The Suomi KP/-31 (Suomi-konepistooli or “Submachine-gun Finland”) was a submachine gun (SMG) of Finnish design that was in service during World War II. It was a descendant of the M-22 prototype and the KP/-26 production model, which was revealed to the public in 1925. The Suomi-konepistooli KP/-31 is often abbreviated to Suomi KP.

The Suomi KP/-31 is regarded by many[3] as one of the most successful submachine guns of World War II, also the soon developed 71-round drum magazine was later copied and adopted by the Soviets for their PPD-40 and PPSh-41 submachine guns.[4] The accuracy of the Suomi was superior to that of the mass-produced PPSh-41,[4] thanks in part to a noticeably longer barrel, with the same rate of fire and the equally large magazine capacity.[4] The major disadvantage of the Suomi KP/-31 was its high production costs.


From the TNW Site

The Suomi KP/-31 also incorporated a few new design features, including an arrangement whereby the spring was mounted inside the bolt in order to make the gun shorter.
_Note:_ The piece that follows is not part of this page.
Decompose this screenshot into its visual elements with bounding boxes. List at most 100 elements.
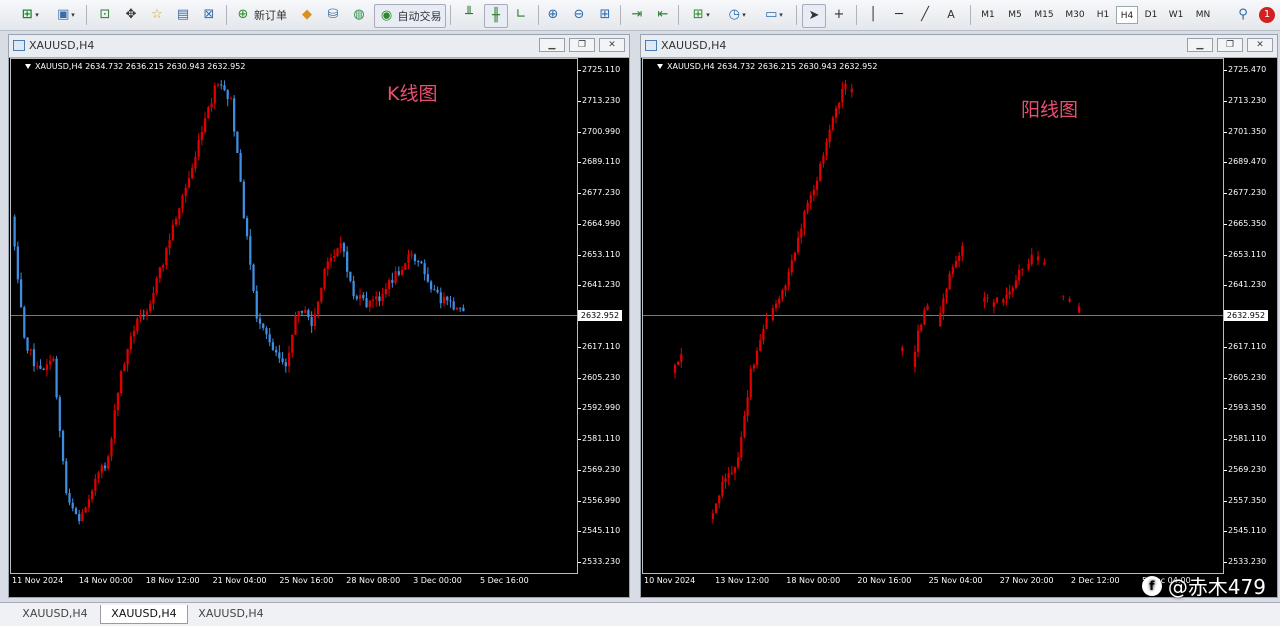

Its 50-round quad-column “Casket” box magazine was more reliable than the early 40-round “bullets loaded nose down” drum magazine, and similar applications were used on the Argentinian C-4 submachine gun and present-day 60-round 5.45x39mm AK-74 compatible magazines.

The Suomi KP/-31 went into serial production in 1931 by Tikkakoski Oy and most of these weapons were bought by the Finnish Defence Forces. The Finnish Defence Forces were equipped with about 4000 Suomi KP/-31 submachine guns when the Winter War started. During the course of the war, the design was altered with the addition of a muzzle brake, which increased the submachine gun’s overall length by 55 mm. The revised version was designated KP/-31 SJR (suujarru, or “muzzle brake”). Aimo Lahti was displeased with this revision, believing that it decreased muzzle velocity and reduced the weapon’s reliability, and even sought in vain to have the muzzle brake’s designer court-martialed. Ultimately, roughly half of the KP/-31s in Finnish service were of the SJR version. Initially the KP/-31 was issued as a substitute for a light machine gun, and proved inadequate in this role. Instead, soldiers learned by trial and error how to use submachine guns to the best effect. By the time of the Continuation War, Finnish doctrine had been altered to include both a KP/-31 and a light machine gun (usually a captured Degtyaryov DP) in every infantry squad, and by 1943 this had been expanded to two KP/-31s per squad. KP/-31 production continued with the intention of adding a third submachine gun to each squad, but this plan was shelved in 1944 when the Continuation War ended.

A specialized bunker version was also produced in very small numbers (a total of 500 built) in 1941, which barrel shroudls end is thinner and flattened to allow firing through the narrow ports of defensive bunkers.[5] This version lacked a shoulder stock and was equipped with a pistol grip. An even rarer version “900 kp 31 psv” [6]was produced for use as a secondary gun in the firing ports of Vickers Alt B Type E 6-Ton tanks, but only a few dozen were built before production was canceled due to the outbreak of the Winter War. Production never resumed, as captured Degtyaryov DP machine guns proved far superior in this role. Like the bunker version, the tank version had a pistol grip and no buttstock, and it could be quickly removed from the tank and fitted with a standard barrel shroud for infantry use if needed. The tank version remained in the Finnish Army’s inventory through the 1980s, despite the tank it was designed for being retired in 1959, possibly because the Army forgot that they existed.

The Suomi KP was also manufactured under licence in Sweden, Denmark, and Switzerland, where it was known as the Hispano-Suiza MP43/44.

In 2009, a semi-automatic version of the Suomi KP was produced for civilian sale in the United States,[7] replacing the receiver and lengthening barrel to meet the standards of the National Firearms Act.